Sprengung löste Grubenunglück aus

Staatsanwaltschaft ermittelte Sprengung als Ursache der Kohlenstaubexplosion im Braunkohlebergwerk von Borken / Verdacht erhärtet, daß fehlende Sicherheitsvorkehrungen verantwortlich für das Unglück sind  ■  Von Petra Bornhöft

Berlin (taz) - Eine Sprengung „im normalen Betriebsablauf“ unter Tage hat die Kohlenstaubexplosion im Braunkohlebergwerk von Borken, bei dem 51 Bergleute starben, ausgelöst. Die Beauftragten neun Gutachter sind davon überzeugt, daß nicht, wie ursprünglich vermutet, glimmende Zigaretten, Schweißarbeiten oder eine Methangasexplosion die Unglücksursache waren. Dieses erste Untersuchungsergebnis legte die Staatsanwaltschaft Kassel gestern, knapp sechs Wochen nach dem Unglück vor. Damit erhärtet sich der Verdacht, daß fehlende Sicherheitsmaßnahmen verantwortlich sind für die Explosion des Kohlenstaubs: In der Grube Stolzenbach gab es keine Meßinstrumente zur automatischen Kontrolle der Konzentration von Kohlenstaub, der nur explodieren kann, wenn eine andere Explosion vorausgegangen ist.

Bereits zwei Tage nach dem Unglück hatte der stellvertretende Leiter des Oberbergamtes Kassel, Wulf Böttcher, gesagt, es bedürfe einer „erheblichen Zündflamme“ um Kohlenstaub zur Explosion zu bringen.

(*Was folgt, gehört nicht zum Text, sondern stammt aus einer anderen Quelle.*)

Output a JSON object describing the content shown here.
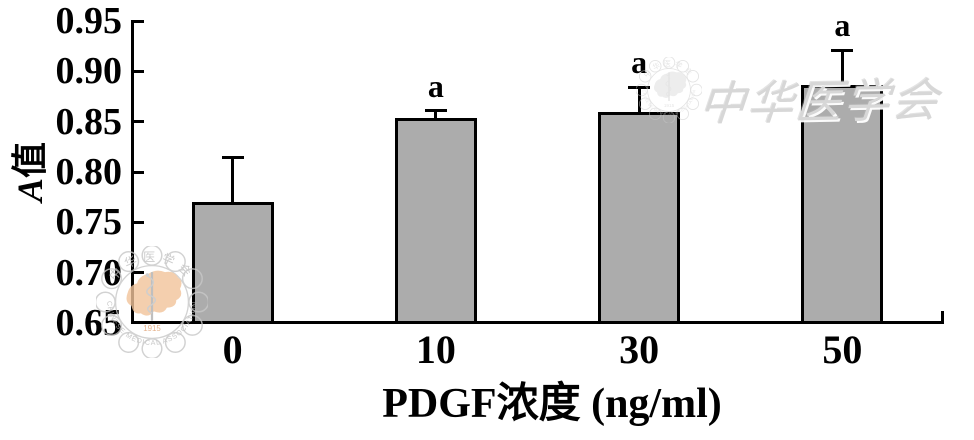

Er vermutete damals eine vorausgegangene Gasexplosion, die wiederum möglicherweise durch einen elektrischen Funken, einen Kurzschluß oder eine Sprengung ausgelöst worden sei.

Zwar konnte in der Folgezeit eine auf Methangas zurückgehende, sogenannte Schlagwetterexplosion als Unglücksursache ausgeschlossen werden. Doch es ist bemerkenswert, daß von einer Sprengung nie mehr die Rede war. Bemerkenswert deshalb, weil die Staatsanwaltschaft gestern mitteilte, Auslöser des Unglücks sei eine „um 12.35 Uhr im sogenannten Nordfeld im normalen Betriebsablauf“ durchgeführte Sprengung, mit der die „Strecke zurückgebaut“, (Stollen stillgelegt) werden sollte. Warum dieser Vorgang nicht früher bekannt gegeben wurde, darüber schweigt sich die Staatsanwaltschaft aus.

Auch die Eigentümerin der fast restlos zerstörten Grube, die Preußen-Elektra AG (PREAG), hat kein Sterbenswörtchen über den „normalen Betriebsablauf“ an jenem 1.Juni verlauten lassen. Statt dessen behauptete sie, das Bergwerk habe „allen Sicherheitsstandards genügt“.

Daß dem nicht so war, bestätigten nicht nur Mitglieder der Rettungsmannschaften. Kleinlaut mußte PREAG -Vorstandsmitglied Heinz Cramer eine Woche nach dem schwersten Unglück im Braunkohlebergbau erklären, daß die Kohlenstaubkonzentration nicht automatisch gemessen werde wie im Steinkohlebergbau, sondern ihre Kontrolle „von der Beobachtung der Bergleute abhängig gewesen“ sei. Zu deutsch: sie hingen ihre Nase in die dicke Luft unter Tage.

Auch die anfängliche Behauptung der PREAG und des hessischen Bergamtes, daß es in Braunkohlebergwerken „noch nie“ zu Explosionen gekommen war, mußte korrigiert werden.

Das Endergebnis der staatsanwaltschaftlichen Ermittlungen wird erst in einigen Monaten vorliegen, erklärte gestern der Leitende Oberstaatsanwalt Walcher. Vorher werde er keine Auskunft über Einzelheiten und die rechtliche Bewertung erteilen. Dabei dürfte es um die Frage der fahrlässigen Tötung von 51 Menschen gehen.